3 Feb. 1842–7 Sept. 1881
Sidney Clopton Lanier, poet, musician, novelist, and author of books for boys, was born in Macon, Ga., the son of Robert Sampson and Mary Jane Anderson Lanier. Although the time he spent in North Carolina was brief, Sidney Lanier's name has, nevertheless, been associated with the state. Some of the family lived in Rockingham County before moving to Georgia. Lanier, himself, between August and November 1864, was in Wilmington serving as a signal officer on blockade-runners, and at the end of his life, suffering from tuberculosis, he went to live in the mountains of North Carolina.

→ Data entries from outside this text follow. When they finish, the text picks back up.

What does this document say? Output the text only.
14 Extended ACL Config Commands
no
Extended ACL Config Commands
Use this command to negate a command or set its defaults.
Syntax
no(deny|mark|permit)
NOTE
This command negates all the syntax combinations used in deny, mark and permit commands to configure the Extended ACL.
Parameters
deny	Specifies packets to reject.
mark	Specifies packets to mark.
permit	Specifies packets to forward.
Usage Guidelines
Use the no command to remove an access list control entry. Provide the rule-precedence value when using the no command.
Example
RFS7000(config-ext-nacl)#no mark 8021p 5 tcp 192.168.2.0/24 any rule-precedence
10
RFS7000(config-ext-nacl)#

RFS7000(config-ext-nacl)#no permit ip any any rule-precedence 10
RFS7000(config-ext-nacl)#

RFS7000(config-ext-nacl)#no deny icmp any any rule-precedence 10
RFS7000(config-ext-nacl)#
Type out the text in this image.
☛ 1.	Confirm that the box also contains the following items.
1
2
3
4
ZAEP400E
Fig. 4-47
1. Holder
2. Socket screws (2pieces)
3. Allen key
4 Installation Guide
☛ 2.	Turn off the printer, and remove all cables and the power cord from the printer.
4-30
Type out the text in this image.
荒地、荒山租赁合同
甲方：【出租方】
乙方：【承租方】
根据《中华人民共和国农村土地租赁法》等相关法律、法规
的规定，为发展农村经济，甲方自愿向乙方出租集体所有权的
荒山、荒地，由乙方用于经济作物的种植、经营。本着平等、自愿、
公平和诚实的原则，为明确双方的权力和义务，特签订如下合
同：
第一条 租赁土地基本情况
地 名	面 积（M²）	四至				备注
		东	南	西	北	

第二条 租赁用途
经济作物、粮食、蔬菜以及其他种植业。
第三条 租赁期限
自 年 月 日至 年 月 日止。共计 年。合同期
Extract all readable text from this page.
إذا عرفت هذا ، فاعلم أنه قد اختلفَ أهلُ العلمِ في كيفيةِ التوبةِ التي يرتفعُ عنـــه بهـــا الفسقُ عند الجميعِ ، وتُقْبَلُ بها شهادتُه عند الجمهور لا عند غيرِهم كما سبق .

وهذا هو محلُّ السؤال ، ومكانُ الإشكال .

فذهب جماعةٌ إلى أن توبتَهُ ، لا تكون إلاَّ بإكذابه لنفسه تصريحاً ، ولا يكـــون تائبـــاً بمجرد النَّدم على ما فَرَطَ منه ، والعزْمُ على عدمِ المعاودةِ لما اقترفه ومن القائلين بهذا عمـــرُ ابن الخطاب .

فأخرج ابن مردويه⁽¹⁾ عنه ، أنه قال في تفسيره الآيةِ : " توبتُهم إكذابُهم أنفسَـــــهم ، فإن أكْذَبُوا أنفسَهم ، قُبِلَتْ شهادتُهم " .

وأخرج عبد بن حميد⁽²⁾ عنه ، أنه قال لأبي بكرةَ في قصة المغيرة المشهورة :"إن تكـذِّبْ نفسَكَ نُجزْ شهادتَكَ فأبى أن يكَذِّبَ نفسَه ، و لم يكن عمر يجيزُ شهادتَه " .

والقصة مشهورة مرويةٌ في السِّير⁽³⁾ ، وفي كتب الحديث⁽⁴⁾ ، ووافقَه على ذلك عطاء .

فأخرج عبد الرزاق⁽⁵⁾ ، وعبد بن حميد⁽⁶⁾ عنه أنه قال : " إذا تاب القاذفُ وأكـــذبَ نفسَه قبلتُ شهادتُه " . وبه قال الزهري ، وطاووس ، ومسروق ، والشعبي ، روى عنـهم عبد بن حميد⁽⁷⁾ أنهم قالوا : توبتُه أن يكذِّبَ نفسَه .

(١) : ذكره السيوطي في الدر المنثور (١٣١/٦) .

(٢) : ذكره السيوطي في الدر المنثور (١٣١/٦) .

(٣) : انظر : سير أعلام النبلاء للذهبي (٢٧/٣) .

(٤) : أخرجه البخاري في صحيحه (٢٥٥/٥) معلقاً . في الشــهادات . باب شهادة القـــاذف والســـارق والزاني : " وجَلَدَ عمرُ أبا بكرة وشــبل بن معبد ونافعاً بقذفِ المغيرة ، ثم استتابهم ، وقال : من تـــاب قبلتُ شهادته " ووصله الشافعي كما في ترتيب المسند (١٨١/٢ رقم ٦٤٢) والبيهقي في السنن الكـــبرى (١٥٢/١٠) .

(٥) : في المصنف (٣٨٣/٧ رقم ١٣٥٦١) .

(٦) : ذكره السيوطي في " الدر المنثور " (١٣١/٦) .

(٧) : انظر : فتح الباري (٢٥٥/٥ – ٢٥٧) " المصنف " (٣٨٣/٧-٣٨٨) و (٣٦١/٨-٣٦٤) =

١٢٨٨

He died at his home at Lynn in Polk County.
Lanier was graduated at the head of his class from Oglethorpe University in 1860 and served on active duty as a Confederate soldier throughout the Civil War until taken prisoner in November 1864; during his incarceration he contracted a lung disease. Returning home in 1865, he taught school for a time before studying law and becoming a partner in a law firm. His first novel was published in 1867; he played the flute in a symphony orchestra, wrote and published poetry in leading magazines, gave public lectures, was a lecturer in English literature at Johns Hopkins University, and wrote (and adapted classic) books for boys. His poetry was widely read, particularly throughout the South, and has often appeared since in anthologies of American poetry.
Lanier married Mary Day in 1867, and they became the parents of four sons—Charles Day, Sidney, Jr., Henry Wysham, and Robert Sampson. He was buried in Greenmount Cemetery in Baltimore, the city where he had made his home for several years.